Cover image of "The Book of the Unnamed Midwife," a feminist story

Meg Elison‘s debut novel, The Book of the Unnamed Midwife, won the prestigious Philip K. Dick Award and was included among the Publishers Weekly Best Books of the Year, 2016, and Amazon Best Books of the Year, 2016. It’s another sign that science fiction has come of age, no longer confined to a readers’ ghetto. The novel is a powerful feminist story set principally in the US in the near future. An unstoppable “plague” has killed off nearly all the human race but has proven far more lethal for women and children than for men.

In the aftermath of the pandemic, a registered nurse-midwife at the University of California-San Francisco (UCSF) has awakened after a weeks-long bout with the illness, only to find that her lover, a physician named Jack, has disappeared and everyone else in the hospital is dead. We never learn the midwife’s name: as she staggers through the desolate world, encountering other living human beings only occasionally, she introduces herself under a series of assumed names.

“The book” of the title is her diary, a searing account of her feelings and experiences in a world gone mad. A diligent diarist, she incorporates stories from others she meets along the way. Several generations later, the midwife’s book represents for at least one community the only full account of the collapse that followed the plague. In a twist reminiscent of Walter M. Miller’s A Canticle for Leibowitz, the book is treated with reverence by the survivors, who are gradually building a new, matriarchal civilization.


The Book of the Unnamed Midwife by Meg Elison ★★★★☆


The midwife slowly makes her way, partly on foot, partly by car or bicycle, and later by snowmobile, from San Francisco through Northern California, Oregon, Idaho, and Utah. She frequently encounters violent, sex-crazed men who victimize every woman or girl within their reach, typically enslaving them. Much more rarely, she comes across a woman or a helpful man. She survives by plundering abandoned homes, avoiding the rotting corpses of the dead—and by using the guns and rifles she manages to accumulate from time to time. (Her father had taught her to shoot.)

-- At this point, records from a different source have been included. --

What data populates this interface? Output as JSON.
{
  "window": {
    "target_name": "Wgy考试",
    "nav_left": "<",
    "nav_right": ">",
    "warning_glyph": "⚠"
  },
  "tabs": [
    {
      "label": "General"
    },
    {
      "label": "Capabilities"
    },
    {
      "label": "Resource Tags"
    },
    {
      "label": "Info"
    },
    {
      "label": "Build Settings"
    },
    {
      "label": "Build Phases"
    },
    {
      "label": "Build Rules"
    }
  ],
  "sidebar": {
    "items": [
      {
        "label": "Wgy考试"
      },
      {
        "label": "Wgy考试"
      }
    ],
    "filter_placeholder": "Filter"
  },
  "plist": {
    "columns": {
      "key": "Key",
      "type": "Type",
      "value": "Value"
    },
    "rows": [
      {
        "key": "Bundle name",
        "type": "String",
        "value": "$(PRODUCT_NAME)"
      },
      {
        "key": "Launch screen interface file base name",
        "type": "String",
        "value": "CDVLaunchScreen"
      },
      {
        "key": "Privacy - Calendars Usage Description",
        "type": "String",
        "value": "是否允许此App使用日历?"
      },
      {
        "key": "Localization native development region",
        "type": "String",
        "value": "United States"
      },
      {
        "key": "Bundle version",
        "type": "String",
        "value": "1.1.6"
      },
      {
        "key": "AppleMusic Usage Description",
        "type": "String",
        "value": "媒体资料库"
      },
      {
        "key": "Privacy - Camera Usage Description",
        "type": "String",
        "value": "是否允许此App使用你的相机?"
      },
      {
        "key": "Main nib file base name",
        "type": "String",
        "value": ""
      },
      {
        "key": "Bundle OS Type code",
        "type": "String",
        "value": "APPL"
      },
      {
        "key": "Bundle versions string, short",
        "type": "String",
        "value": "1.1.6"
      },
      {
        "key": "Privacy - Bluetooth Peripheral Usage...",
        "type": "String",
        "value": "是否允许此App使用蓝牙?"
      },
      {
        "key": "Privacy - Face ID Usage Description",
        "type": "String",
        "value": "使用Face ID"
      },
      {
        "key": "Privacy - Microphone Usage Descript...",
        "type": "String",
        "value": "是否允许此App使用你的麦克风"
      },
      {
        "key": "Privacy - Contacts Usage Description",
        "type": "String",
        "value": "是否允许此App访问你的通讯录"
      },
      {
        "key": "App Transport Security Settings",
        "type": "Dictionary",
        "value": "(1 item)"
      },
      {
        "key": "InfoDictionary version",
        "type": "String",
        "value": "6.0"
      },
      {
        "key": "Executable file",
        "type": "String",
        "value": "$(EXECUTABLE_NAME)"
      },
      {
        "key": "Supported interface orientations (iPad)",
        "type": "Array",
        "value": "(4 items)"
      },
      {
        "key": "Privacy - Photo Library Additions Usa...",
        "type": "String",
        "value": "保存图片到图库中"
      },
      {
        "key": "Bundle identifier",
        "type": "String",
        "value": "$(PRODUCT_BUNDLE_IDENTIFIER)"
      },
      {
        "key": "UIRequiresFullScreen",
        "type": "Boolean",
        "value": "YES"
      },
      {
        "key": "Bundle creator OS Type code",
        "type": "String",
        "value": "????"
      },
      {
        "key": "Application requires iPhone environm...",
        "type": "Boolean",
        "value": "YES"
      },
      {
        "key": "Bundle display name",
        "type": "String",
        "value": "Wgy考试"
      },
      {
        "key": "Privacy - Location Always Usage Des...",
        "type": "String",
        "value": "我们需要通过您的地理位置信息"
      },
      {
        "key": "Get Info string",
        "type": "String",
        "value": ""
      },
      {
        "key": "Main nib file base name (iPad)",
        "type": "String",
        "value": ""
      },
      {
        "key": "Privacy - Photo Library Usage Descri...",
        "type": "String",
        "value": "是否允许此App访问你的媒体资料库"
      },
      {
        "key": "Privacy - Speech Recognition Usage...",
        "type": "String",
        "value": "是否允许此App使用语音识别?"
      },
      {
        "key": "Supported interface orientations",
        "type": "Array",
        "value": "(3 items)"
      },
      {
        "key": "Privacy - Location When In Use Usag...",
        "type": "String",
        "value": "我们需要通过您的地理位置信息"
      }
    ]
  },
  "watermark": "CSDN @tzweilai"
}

As the months go by, remaining food, fuel, weapons, and ammunition become ever more scarce. From time to time, she joins one or two others and settles down temporarily, but those connections don’t last. Later, she comes across a new phenomenon: a “hive” in which a single woman rules over a household of several or even dozens of men, doling out sexual favors at whim. Most of the small towns she visits are abandoned. The midwife chooses to avoid the cities, where greater danger lies.

Eventually, after harrowing experiences that force her to kill without compunction, the midwife arrives in a peaceful and thriving community, where she takes up her practice as a nurse and midwife once again. Since the plague struck, no babies have survived birth. In fact, many of their mothers die as well. The midwife has lost hope—but prematurely so.

The Book of the Unnamed Midwife is a rewarding read, but it’s flawed. I found myself wondering who was telling the story. The tale unfolds in a series of excerpts from the midwife’s book, interspersed with a third-person narrative. For much of the book, the narrative focuses only on the midwife. Then the narrative’s scope widens, first to other people and other parts of the US and later to the entire planet. Perhaps it’s irrational of me to expect that a contemporary novel would follow all the dictates of logic. Maybe I’m just too old.